For a nonlethal weapon, the Glock Taser was still pretty nasty, and I knew from experience it hurt like hell. Neil plopped onto his face, unable to break his fall with his hands because his entire skeletomuscular system locked up. He flopped around on the floor for a bit, and I hit the remote control on my utility belt, shutting off the juice. Then I removed a supplication collar from its case and locked the thin strip of adonized plastic around his neck.
“Fuct…” Neil moaned into the carpeting.
I holstered my roscoe and took the EPF activator—a silver sphere no bigger than a hypergolf ball—and placed it next to the front door, setting the distance at two meters.
With Neil taken care of, I went back to the kitchen and stared at the TEV monitor, my face staring back at me. Tachyon emission visualization technology was foolproof. It couldn’t be compromised. It couldn’t be faked. The TEV was better than any eyewitness, because it showed the truth without perception or bias getting in the way.
But this wasn’t the truth. At the time of the murder, I was home with Vicki. I had an alibi.
Of course, the famous court case of the State of Illinois v. Joseph Andrew Konrath showed that alibis meant nothing against TEV evidence.
I picked up the unit and hit rewind, keeping the lens on the killer. I watched the murder in reverse, and then saw him sneak away from Aunt Zelda, walking backward. I followed him, through the hallway, to the apartment door.
Outside the door, I watched him use a smart magnet on the lock. Smart magnets were used by locksmiths, when electronic entry failed due to mechanical error. Prior to the invention of timecasting technology, burglars used them to gain entrance to homes. But B and E was a thing of the past, because all a timecaster had to do was follow the thief all the way home, either forward or in reverse. Which was what I planned on doing with my double.
He led me to the elevator. But right before he stepped out, the monitor flickered.
And he disappeared.
I pressed fast-forward and watched it again.
One millisecond he was there. The next he wasn’t.
I tuned in to the exact frame of his vanishing act, trying to spot where Alter-Talon went.
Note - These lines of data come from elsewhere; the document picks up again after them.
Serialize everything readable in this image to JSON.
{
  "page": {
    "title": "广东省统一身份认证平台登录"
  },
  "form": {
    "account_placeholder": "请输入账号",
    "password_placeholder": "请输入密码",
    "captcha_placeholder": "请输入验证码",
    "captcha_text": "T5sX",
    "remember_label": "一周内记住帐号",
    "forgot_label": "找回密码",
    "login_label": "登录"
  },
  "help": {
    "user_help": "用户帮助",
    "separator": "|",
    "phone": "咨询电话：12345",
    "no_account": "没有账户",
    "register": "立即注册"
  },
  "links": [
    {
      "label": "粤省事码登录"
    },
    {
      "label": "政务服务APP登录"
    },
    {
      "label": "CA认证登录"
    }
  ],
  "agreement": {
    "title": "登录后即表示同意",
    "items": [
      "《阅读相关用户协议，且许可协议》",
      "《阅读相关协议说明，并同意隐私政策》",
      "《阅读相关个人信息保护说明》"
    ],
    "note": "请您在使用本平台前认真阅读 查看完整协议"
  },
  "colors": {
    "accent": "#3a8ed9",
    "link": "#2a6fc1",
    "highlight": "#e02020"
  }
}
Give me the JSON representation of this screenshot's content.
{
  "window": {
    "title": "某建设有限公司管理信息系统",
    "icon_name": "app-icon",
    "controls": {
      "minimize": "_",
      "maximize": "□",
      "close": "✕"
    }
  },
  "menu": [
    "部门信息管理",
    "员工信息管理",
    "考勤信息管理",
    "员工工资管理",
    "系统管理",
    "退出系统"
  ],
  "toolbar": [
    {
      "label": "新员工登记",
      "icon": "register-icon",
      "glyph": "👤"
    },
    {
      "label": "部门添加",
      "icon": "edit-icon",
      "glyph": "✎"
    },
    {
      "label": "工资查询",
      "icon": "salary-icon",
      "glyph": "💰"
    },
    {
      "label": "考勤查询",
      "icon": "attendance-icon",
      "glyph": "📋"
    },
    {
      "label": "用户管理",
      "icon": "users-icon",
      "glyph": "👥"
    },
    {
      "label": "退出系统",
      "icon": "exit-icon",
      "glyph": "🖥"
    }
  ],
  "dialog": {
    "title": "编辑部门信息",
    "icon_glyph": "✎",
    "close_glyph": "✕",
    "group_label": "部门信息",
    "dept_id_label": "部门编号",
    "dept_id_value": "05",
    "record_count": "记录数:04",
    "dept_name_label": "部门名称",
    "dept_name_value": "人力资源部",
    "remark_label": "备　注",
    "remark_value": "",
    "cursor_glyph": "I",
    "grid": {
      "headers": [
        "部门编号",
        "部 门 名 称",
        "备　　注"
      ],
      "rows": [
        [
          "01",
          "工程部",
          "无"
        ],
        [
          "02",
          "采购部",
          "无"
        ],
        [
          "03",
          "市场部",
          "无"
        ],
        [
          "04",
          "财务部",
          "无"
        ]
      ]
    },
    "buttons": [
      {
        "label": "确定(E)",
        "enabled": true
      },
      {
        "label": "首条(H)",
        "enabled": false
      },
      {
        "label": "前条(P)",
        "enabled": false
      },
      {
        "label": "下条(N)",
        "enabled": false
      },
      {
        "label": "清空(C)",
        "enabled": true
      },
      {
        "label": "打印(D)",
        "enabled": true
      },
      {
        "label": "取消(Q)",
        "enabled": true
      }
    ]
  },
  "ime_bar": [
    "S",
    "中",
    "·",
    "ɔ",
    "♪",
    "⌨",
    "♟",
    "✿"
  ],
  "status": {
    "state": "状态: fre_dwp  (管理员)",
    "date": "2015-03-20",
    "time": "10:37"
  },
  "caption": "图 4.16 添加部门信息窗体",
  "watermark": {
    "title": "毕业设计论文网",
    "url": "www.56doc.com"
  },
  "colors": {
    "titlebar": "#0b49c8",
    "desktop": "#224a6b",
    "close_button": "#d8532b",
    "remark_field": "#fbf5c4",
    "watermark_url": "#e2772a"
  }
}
Alter-Talon didn’t go anywhere. He completely dematerialized. Which was, of course, impossible. The only difference between the before and after frames was the hallway lighting. Before he disappeared, it was slightly bluer. When he appeared, the light became a bit oranger.
“Fuct!” Neil screamed, high-pitched and decidedly un-macho.
I glanced over at Aunt Zelda’s open door, then walked back inside her apartment.
Neil was on his ass, eyes bugging out, both hands gripping the supplication collar. His whole body shook. I grabbed his shirt and dragged him away from the door, back into the hallway.
“I put an electronic perimeter fence by the door. If you get within two meters, it shocks you. But you apparently figured that out.”
Neil was gasping like he’d been underwater. “You…killed her.”
“I didn’t kill her.”
His eyes welled up. “Please let me go.”
“Sorry. I can’t do that just yet. If you go running to the Peace Department, they’ll put me away before I have a chance to figure out what’s going on. So you’ll have to stay put for a while.”
Neil pouted, and a trembling hand reached up for his earlobe.
“It also jams your headphone. And if you try to cut it off, it explodes, blowing a hole in your neck.”
The last part was a lie, but I wasn’t too concerned with Neil getting the collar off. It was reinforced with carbon nanotube fibers. They were the strongest things on the planet, and were used to tether space elevators to earth. Unless Aunt Zelda had a diamond bit drill, the supplication collar would stay on until I took it off.
Then I went back to the TEV. Instead of reverse, I let the past move forward. The murder was just as horrible the second time. Even more so, because I zoomed in on the killer’s face as he snapped her neck, and the SMF was smiling.
It got worse. After her death, the alter-me pulled something out of a sheath on his belt. From my viewing angle, it appeared to be nothing more than an empty handle. But I knew what it was.
A Nife.
The Nife, or nanoknife, was yet another miracle courtesy of carbon nanotubes. It had a tensile strength sixty times greater than diamonds. From the side, it looked like a military KA-BAR knife. But the Nife was invisible while looking at it edge-on because it was incredibly thin—1/10,000th the width of a human hair. This also made it incredibly sharp, and equally dangerous. Only the mentally compromised carried Nifes. It was too easy to cut off your own leg sheathing it, and you wouldn’t even know until you tried to take a step and your leg stayed behind.